Mission Statements are the Most Useless Assemblies of Words, Ever

This is what you think is going to happen when people read your mission statement. I've got news for you: it isn't. Also, the whole "hands-in" think has always kinda creeped me out.

This is what you think is going to happen when people read your mission statement. I’ve got news for you: it isn’t.
Also, the whole “hands-in” thing has always kinda creeped me out.

Does your workplace have a mission statement? If so, can you tell me the last time you used it? Can you even tell me what it says? I bet not, even if you’re the one who wrote it. Mission statements are like nipples on guys. Everybody has them, but nobody really knows what the hell for, because they don’t produce anything. They’re present (mission statements, I mean) in every line of work from fast food to military units to banks, when the missions of those organizations couldn’t be more clear (kill people slowly, kill people quickly, and take people’s money, respectively).

My workplace has them. Two of them, actually, one for each half of the organization. They’re full of soaring superlatives like “perfect” and “seamless” and “exceptional”. They attempt to sum up, in one buzz-word-laden sentence, the whole point of life, the universe and everything. At least so far as our organization is concerned.

And they’re completely and utterly worthless, like every mission statement that’s ever been written. Actually that’s not true, because the time spent writing them, printing them on things, and trying to drill them into our heads in meetings could well have been spent doing something meaningful and productive. So they’re less than worthless.

Let me explain. Mission statements are a waste of time and money for all involved. If you have to remind your people why they’re there, there’s a good chance you’ve hired the wrong people. They know what you do, that’s why they applied to your company. Unless you’re in the conscription business, there’s a pretty good chance that your employees knew exactly what the mission of your organization was before they even walked in the door for the first time. And if you have to be reminded why you’re there, you’re likely in the wrong business.

I’d like to meet the guy who first came up with the idea of a mission statement. I can just picture him, sitting around in his cube one day, not doing his job, and trying to think of ways to get other people to do theirs (and probably his). In between fiddling with his stapler and trying to stick pencils in the ceiling tiles, he stumbled on a way to waste a colossal amount of time, while still giving the appearance of doing work. How about cleverly restating the obvious in a way that makes it sound complicated and important! He’d write a mission statement! And from that boredom-induced moment, an entire industry was born. I’m not kidding. There are actually companies whose mission it is to write mission statements for other companies.

And people wonder why the economy is sluggish.

Setting aside for a moment that just about all of them are poorly written, catchphrase-laced gobbledygook, they simply don’t do what they’re supposed to do. Most people won’t remember their company’s mission statement because they don’t need to. It doesn’t help them do their work, it doesn’t influence their job performance one way or the other, so it gets filed with all of the other corporate culture nonsense that almost every organization seems to find necessary these days.

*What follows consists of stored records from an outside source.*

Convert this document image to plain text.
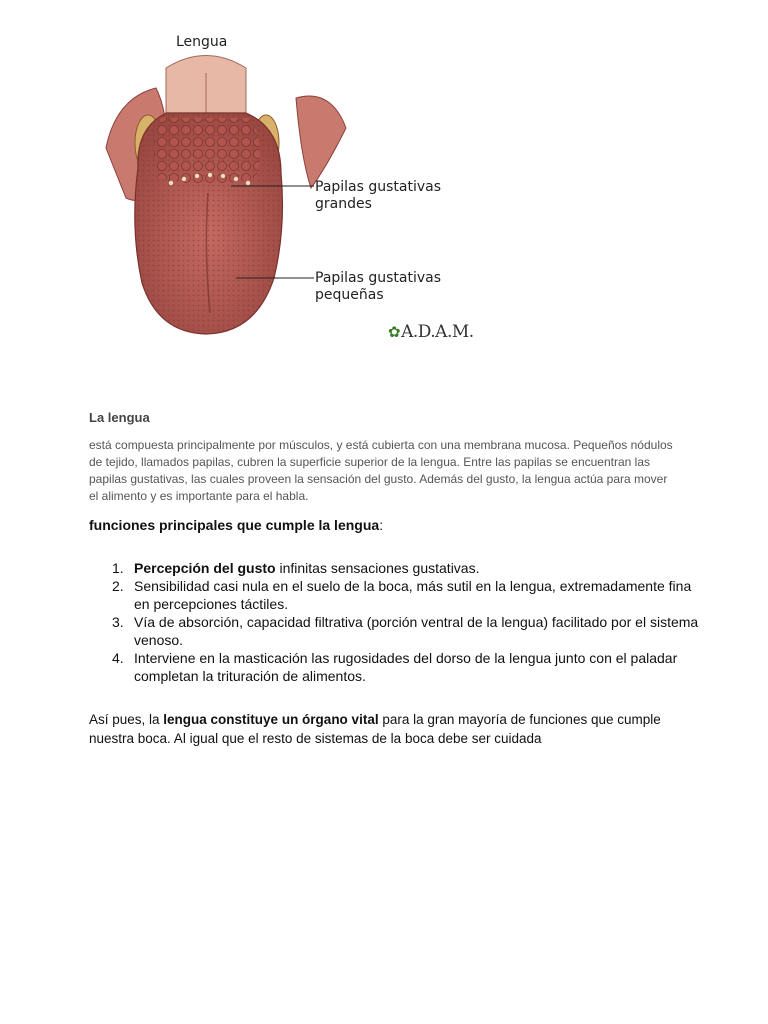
Lengua
Papilas gustativas
grandes
Papilas gustativas
pequeñas
✿A.D.A.M.
La lengua
está compuesta principalmente por músculos, y está cubierta con una membrana mucosa. Pequeños nódulos de tejido, llamados papilas, cubren la superficie superior de la lengua. Entre las papilas se encuentran las papilas gustativas, las cuales proveen la sensación del gusto. Además del gusto, la lengua actúa para mover el alimento y es importante para el habla.
funciones principales que cumple la lengua:
1. Percepción del gusto infinitas sensaciones gustativas.
2. Sensibilidad casi nula en el suelo de la boca, más sutil en la lengua, extremadamente fina en percepciones táctiles.
3. Vía de absorción, capacidad filtrativa (porción ventral de la lengua) facilitado por el sistema venoso.
4. Interviene en la masticación las rugosidades del dorso de la lengua junto con el paladar completan la trituración de alimentos.
Así pues, la lengua constituye un órgano vital para la gran mayoría de funciones que cumple nuestra boca. Al igual que el resto de sistemas de la boca debe ser cuidada
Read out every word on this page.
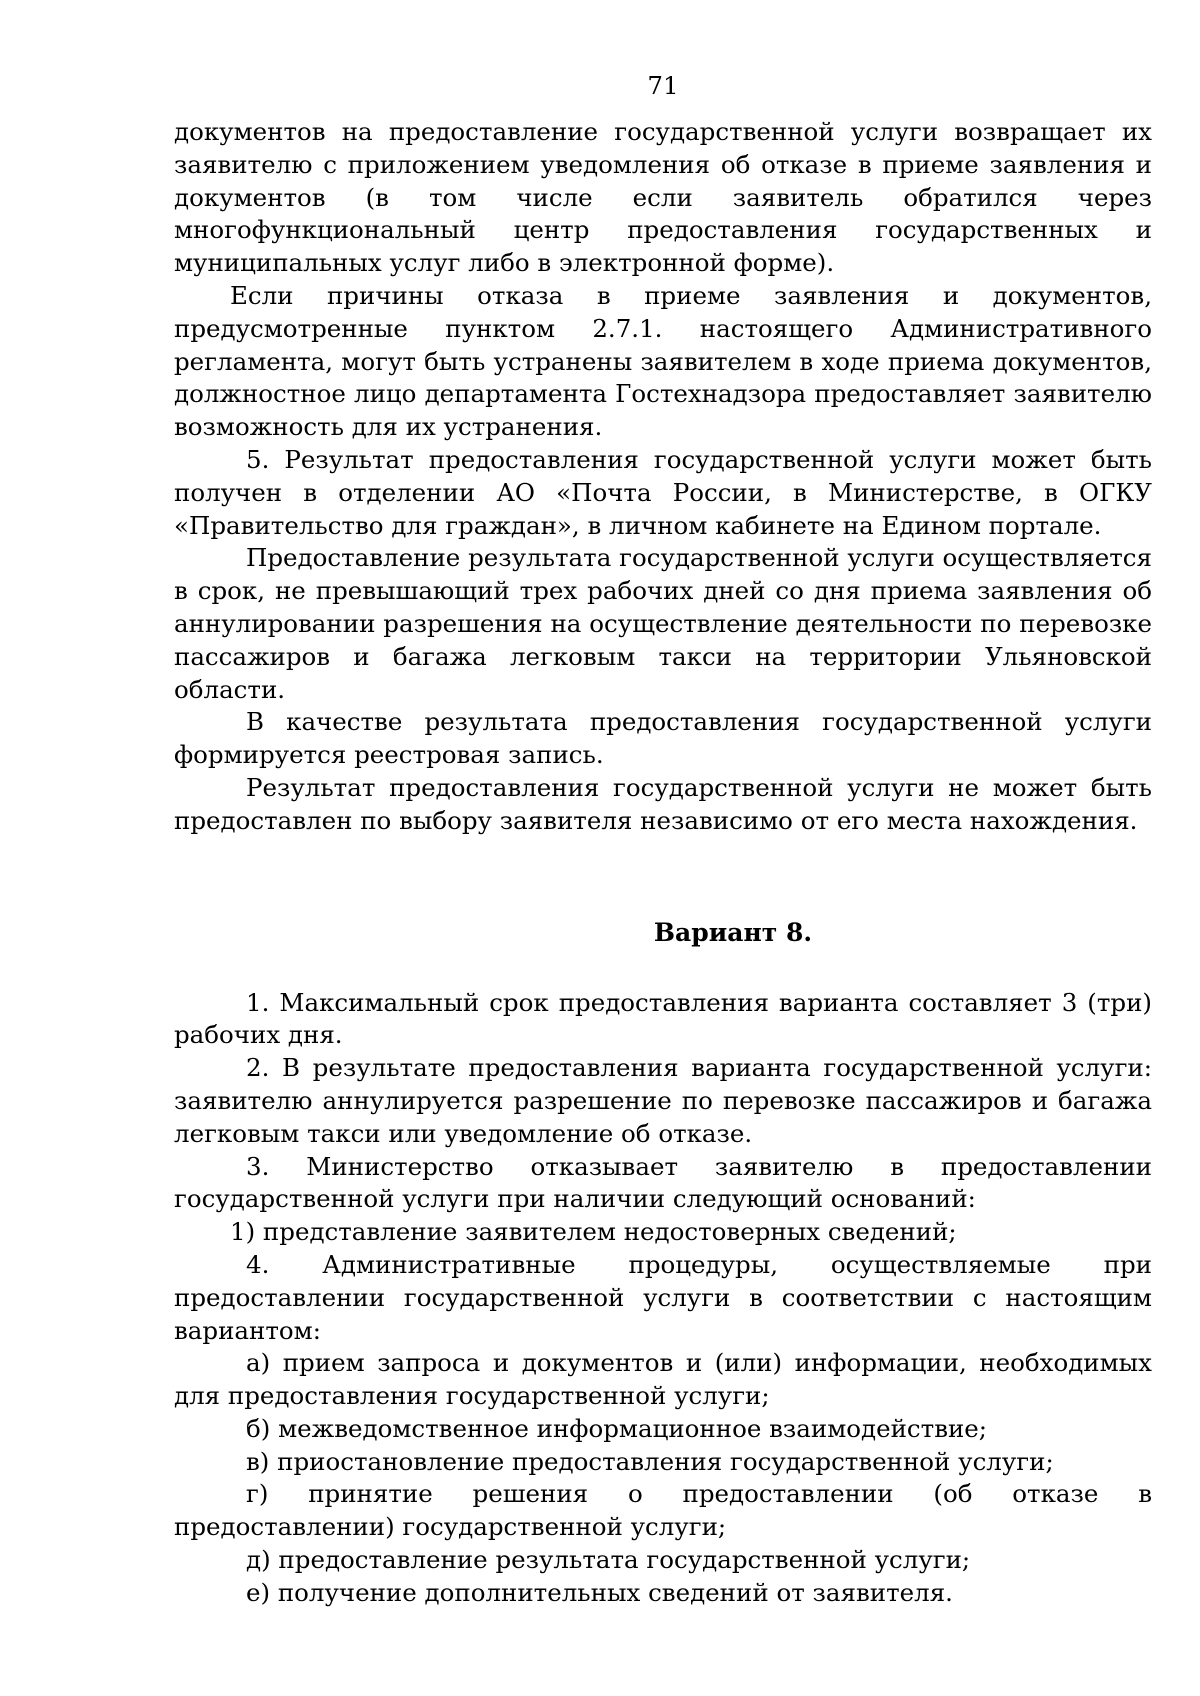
71

документов на предоставление государственной услуги возвращает их заявителю с приложением уведомления об отказе в приеме заявления и документов (в том числе если заявитель обратился через многофункциональный центр предоставления государственных и муниципальных услуг либо в электронной форме).

Если причины отказа в приеме заявления и документов, предусмотренные пунктом 2.7.1. настоящего Административного регламента, могут быть устранены заявителем в ходе приема документов, должностное лицо департамента Гостехнадзора предоставляет заявителю возможность для их устранения.

5. Результат предоставления государственной услуги может быть получен в отделении АО «Почта России, в Министерстве, в ОГКУ «Правительство для граждан», в личном кабинете на Едином портале.

Предоставление результата государственной услуги осуществляется в срок, не превышающий трех рабочих дней со дня приема заявления об аннулировании разрешения на осуществление деятельности по перевозке пассажиров и багажа легковым такси на территории Ульяновской области.

В качестве результата предоставления государственной услуги формируется реестровая запись.

Результат предоставления государственной услуги не может быть предоставлен по выбору заявителя независимо от его места нахождения.

Вариант 8.

1. Максимальный срок предоставления варианта составляет 3 (три) рабочих дня.

2. В результате предоставления варианта государственной услуги: заявителю аннулируется разрешение по перевозке пассажиров и багажа легковым такси или уведомление об отказе.

3. Министерство отказывает заявителю в предоставлении государственной услуги при наличии следующий оснований:

1) представление заявителем недостоверных сведений;

4. Административные процедуры, осуществляемые при предоставлении государственной услуги в соответствии с настоящим вариантом:

а) прием запроса и документов и (или) информации, необходимых для предоставления государственной услуги;

б) межведомственное информационное взаимодействие;

в) приостановление предоставления государственной услуги;

г) принятие решения о предоставлении (об отказе в предоставлении) государственной услуги;

д) предоставление результата государственной услуги;

е) получение дополнительных сведений от заявителя.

The employees who need that sort of external help with their focus or motivation already aren’t paying attention, and the ones who are paying attention probably don’t need the help. In other words, your carefully crafted, focus group tested, HR blessed mission statement is going to be rejected by the people who need it, and embraced by the people who don’t. Mission statements tilt at windmills in the most absurd possible way.

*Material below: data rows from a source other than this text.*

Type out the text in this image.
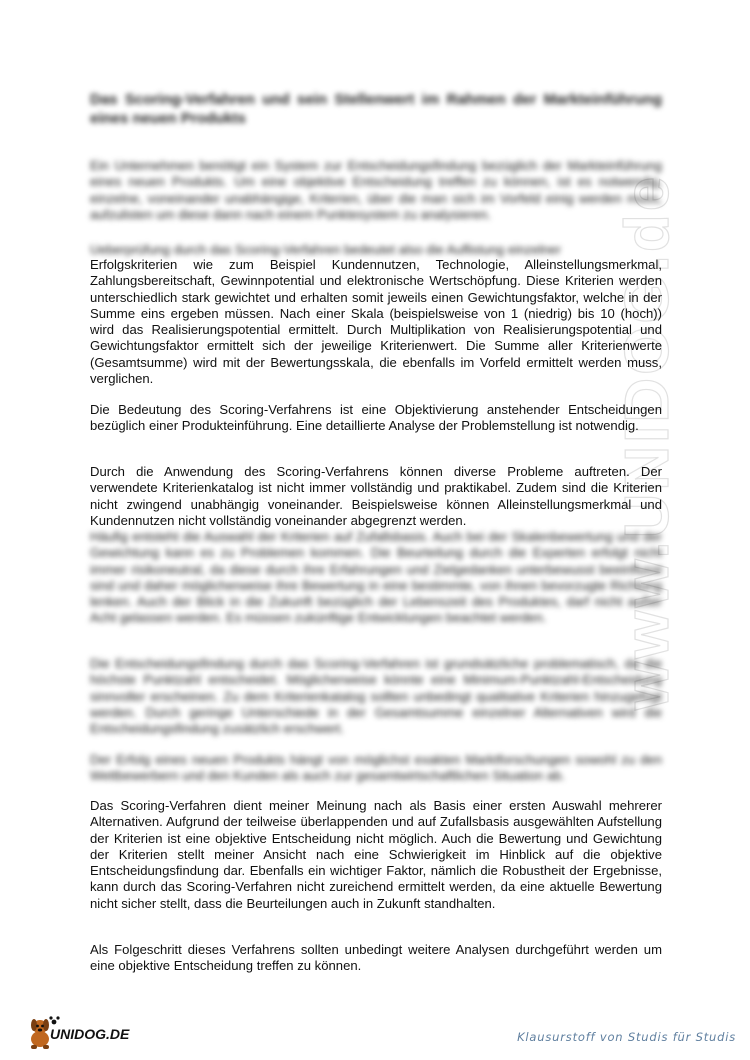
www.UNIDOG.de
Das Scoring-Verfahren und sein Stellenwert im Rahmen der Markteinführung eines neuen Produkts

Ein Unternehmen benötigt ein System zur Entscheidungsfindung bezüglich der Markteinführung eines neuen Produkts. Um eine objektive Entscheidung treffen zu können, ist es notwendig, einzelne, voneinander unabhängige, Kriterien, über die man sich im Vorfeld einig werden muss, aufzulisten um diese dann nach einem Punktesystem zu analysieren.

Ueberprüfung durch das Scoring-Verfahren bedeutet also die Auflistung einzelner

Erfolgskriterien wie zum Beispiel Kundennutzen, Technologie, Alleinstellungsmerkmal, Zahlungsbereitschaft, Gewinnpotential und elektronische Wertschöpfung. Diese Kriterien werden unterschiedlich stark gewichtet und erhalten somit jeweils einen Gewichtungsfaktor, welche in der Summe eins ergeben müssen. Nach einer Skala (beispielsweise von 1 (niedrig) bis 10 (hoch)) wird das Realisierungspotential ermittelt. Durch Multiplikation von Realisierungspotential und Gewichtungsfaktor ermittelt sich der jeweilige Kriterienwert. Die Summe aller Kriterienwerte (Gesamtsumme) wird mit der Bewertungsskala, die ebenfalls im Vorfeld ermittelt werden muss, verglichen.

Die Bedeutung des Scoring-Verfahrens ist eine Objektivierung anstehender Entscheidungen bezüglich einer Produkteinführung. Eine detaillierte Analyse der Problemstellung ist notwendig.

Durch die Anwendung des Scoring-Verfahrens können diverse Probleme auftreten. Der verwendete Kriterienkatalog ist nicht immer vollständig und praktikabel. Zudem sind die Kriterien nicht zwingend unabhängig voneinander. Beispielsweise können Alleinstellungsmerkmal und Kundennutzen nicht vollständig voneinander abgegrenzt werden.

Häufig entsteht die Auswahl der Kriterien auf Zufallsbasis. Auch bei der Skalenbewertung und der Gewichtung kann es zu Problemen kommen. Die Beurteilung durch die Experten erfolgt nicht immer risikoneutral, da diese durch ihre Erfahrungen und Zielgedanken unterbewusst beeinflusst sind und daher möglicherweise ihre Bewertung in eine bestimmte, von ihnen bevorzugte Richtung lenken. Auch der Blick in die Zukunft bezüglich der Lebenszeit des Produktes, darf nicht außer Acht gelassen werden. Es müssen zukünftige Entwicklungen beachtet werden.

Die Entscheidungsfindung durch das Scoring-Verfahren ist grundsätzliche problematisch, da die höchste Punktzahl entscheidet. Möglicherweise könnte eine Minimum-Punktzahl-Entscheidung sinnvoller erscheinen. Zu dem Kriterienkatalog sollten unbedingt qualitative Kriterien hinzugefügt werden. Durch geringe Unterschiede in der Gesamtsumme einzelner Alternativen wird die Entscheidungsfindung zusätzlich erschwert.

Der Erfolg eines neuen Produkts hängt von möglichst exakten Marktforschungen sowohl zu den Wettbewerbern und den Kunden als auch zur gesamtwirtschaftlichen Situation ab.

Das Scoring-Verfahren dient meiner Meinung nach als Basis einer ersten Auswahl mehrerer Alternativen. Aufgrund der teilweise überlappenden und auf Zufallsbasis ausgewählten Aufstellung der Kriterien ist eine objektive Entscheidung nicht möglich. Auch die Bewertung und Gewichtung der Kriterien stellt meiner Ansicht nach eine Schwierigkeit im Hinblick auf die objektive Entscheidungsfindung dar. Ebenfalls ein wichtiger Faktor, nämlich die Robustheit der Ergebnisse, kann durch das Scoring-Verfahren nicht zureichend ermittelt werden, da eine aktuelle Bewertung nicht sicher stellt, dass die Beurteilungen auch in Zukunft standhalten.

Als Folgeschritt dieses Verfahrens sollten unbedingt weitere Analysen durchgeführt werden um eine objektive Entscheidung treffen zu können.

UNIDOG.DE	Klausurstoff von Studis für Studis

Companies the world over are trying to put the cart before the horse with issues like these. They look at wildly successful companies like Google or Apple, and marvel at the “culture” they’ve created there, as if it was something you can just download and install. What they don’t understand is that vibrant, effective, dynamic, successful companies become so by hiring people who are those things, and then allowing them to be so. You will not create those things by hiring suit-wearing blobs who look good on paper and fulfill HR’s dreams of what your workforce should look like, and them telling them to be vibrant and dynamic.

Years ago I worked for an IT department in a major national bank. We had mission statements at every level of management. And we had newcomer conferences where they pumped you full of catchphrases and tried to tell you how special you were to the company. All the while they were paying their workforce an average of 20% less than the industry standard, and everyone knew it. The results were staggering turnover and burnout rates, as the people who were good enough found jobs elsewhere that paid them what they were worth. What was left was largely people who couldn’t make it anywhere else, and new people who hadn’t burned out yet. So much for instilling corporate culture. It was bad enough that my wife actually bought me an Office Space kit.

I have an alternative proposal for anyone considering slathering the walls of their workplace with a mission statement. Instead of insulting your employees’ intelligence by telling them why they came to work that morning, spend that time taking care of them. Recruit and retain the sort of people who reflect what you want your company to be, and your company will become that. And if nothing else, I would like to introduce a management concept I’m calling The Dilbert Rule. If an action you are about to take would make for a really great Dilbert comic strip, maybe you should rethink it.